When a customer operates on a C.O.D. basis, he is in a favorable financial position *709 because the broker has to settle promptly with a corresponding selling broker while the customer does not need to pay until the stock is actually received. Sometimes this delay is of considerable duration. For instance, the seller may have one certificate for 10,000 shares, and the customer may want to buy only 2,000 shares. The certificate must be sent to the corporation for the issuance of new certificates.

Mr. Strand gave plaintiff a check for $16,095 in payment of shares of stock delivered to and placed in his portfolio. The check bounced, and Mr. Strand was unable to make it good. At that time he owed for stocks ordered the sum of $100,702.84. The plaintiff began liquidating the stock which had been ordered by selling it over the counter.

Because Mr. Strand had bought such a large amount of stock, he had caused the market price to be high, but when no more purchases were being made by him and the stock began to be sold, the price fell so that the plaintiff only realized the sum of $63,267, leaving a balance due from Mr.

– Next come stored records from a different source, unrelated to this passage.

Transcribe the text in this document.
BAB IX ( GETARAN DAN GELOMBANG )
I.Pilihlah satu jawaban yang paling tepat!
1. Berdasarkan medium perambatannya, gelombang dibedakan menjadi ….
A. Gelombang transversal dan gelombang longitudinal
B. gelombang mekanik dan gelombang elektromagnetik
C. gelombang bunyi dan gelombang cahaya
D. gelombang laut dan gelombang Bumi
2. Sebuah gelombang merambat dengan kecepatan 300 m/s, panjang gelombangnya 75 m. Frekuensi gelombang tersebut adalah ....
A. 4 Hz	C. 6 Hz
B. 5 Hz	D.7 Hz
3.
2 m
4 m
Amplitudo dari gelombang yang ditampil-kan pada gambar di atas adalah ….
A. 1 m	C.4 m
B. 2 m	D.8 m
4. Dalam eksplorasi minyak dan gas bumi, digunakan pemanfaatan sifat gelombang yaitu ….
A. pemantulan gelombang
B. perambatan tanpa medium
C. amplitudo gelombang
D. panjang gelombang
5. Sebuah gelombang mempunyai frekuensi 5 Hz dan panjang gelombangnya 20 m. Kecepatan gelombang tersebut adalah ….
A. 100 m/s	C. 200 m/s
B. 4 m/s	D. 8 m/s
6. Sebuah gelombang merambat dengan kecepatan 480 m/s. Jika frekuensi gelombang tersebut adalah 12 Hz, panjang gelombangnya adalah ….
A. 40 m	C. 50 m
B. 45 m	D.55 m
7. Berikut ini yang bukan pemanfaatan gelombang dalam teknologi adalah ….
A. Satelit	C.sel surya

Strand of $37,435.84.

The court found that this was the amount due plaintiff. However, the court also found that the plaintiff sold some stock belonging to the defendant which was fully paid for, and by this conversion caused the defendant to sustain damages in the amount of $6,430, which was deducted from the amount due as above set out, leaving a net judgment of $31,005.84 together with interest and costs.

The defendant claims that the C.O.D. arrangement is void because of Section 70A-8-319, U.C.A. 1953 (Replacement Vol. 7B), which reads:

A contract for the sale of securities is not enforceable by way of action or defense unless (a) there is some writing signed by the party against whom enforcement is sought or by his authorized agent or broker sufficient to indicate that a contract has been made for sale of a stated quantity of described securities at a defined or stated price; or (b) delivery of the security has been accepted or payment has been made but the contract is enforceable under this provision only to the extent of such delivery or payment; or (c) within a reasonable time a writing in confirmation of the sale or purchase and sufficient against the sender under paragraph (a) has been received by the party against whom enforcement is sought and he has failed to send written objection to its contents within ten days after its receipt; or * * * * * *

The court found that within 24 hours after each transaction the plaintiff sent to Mr. Strand a written confirmation thereof and that he never at any time sent any written objection thereto.

The evidence justified the findings and judgment of the trial court, and in such cases we do not reverse.[1] The judgment is affirmed. Costs are awarded to the respondent.

CALLISTER, C.J., and HENRIOD, CROCKETT and TUCKETT, JJ., concur.

NOTES

[1] Charlton v. Hackett, 11 Utah 2d 389, 360 P.2d 176 (1961); DeVas v. Noble, 13 Utah 2d 1332, 369 P.2d 290 (1962).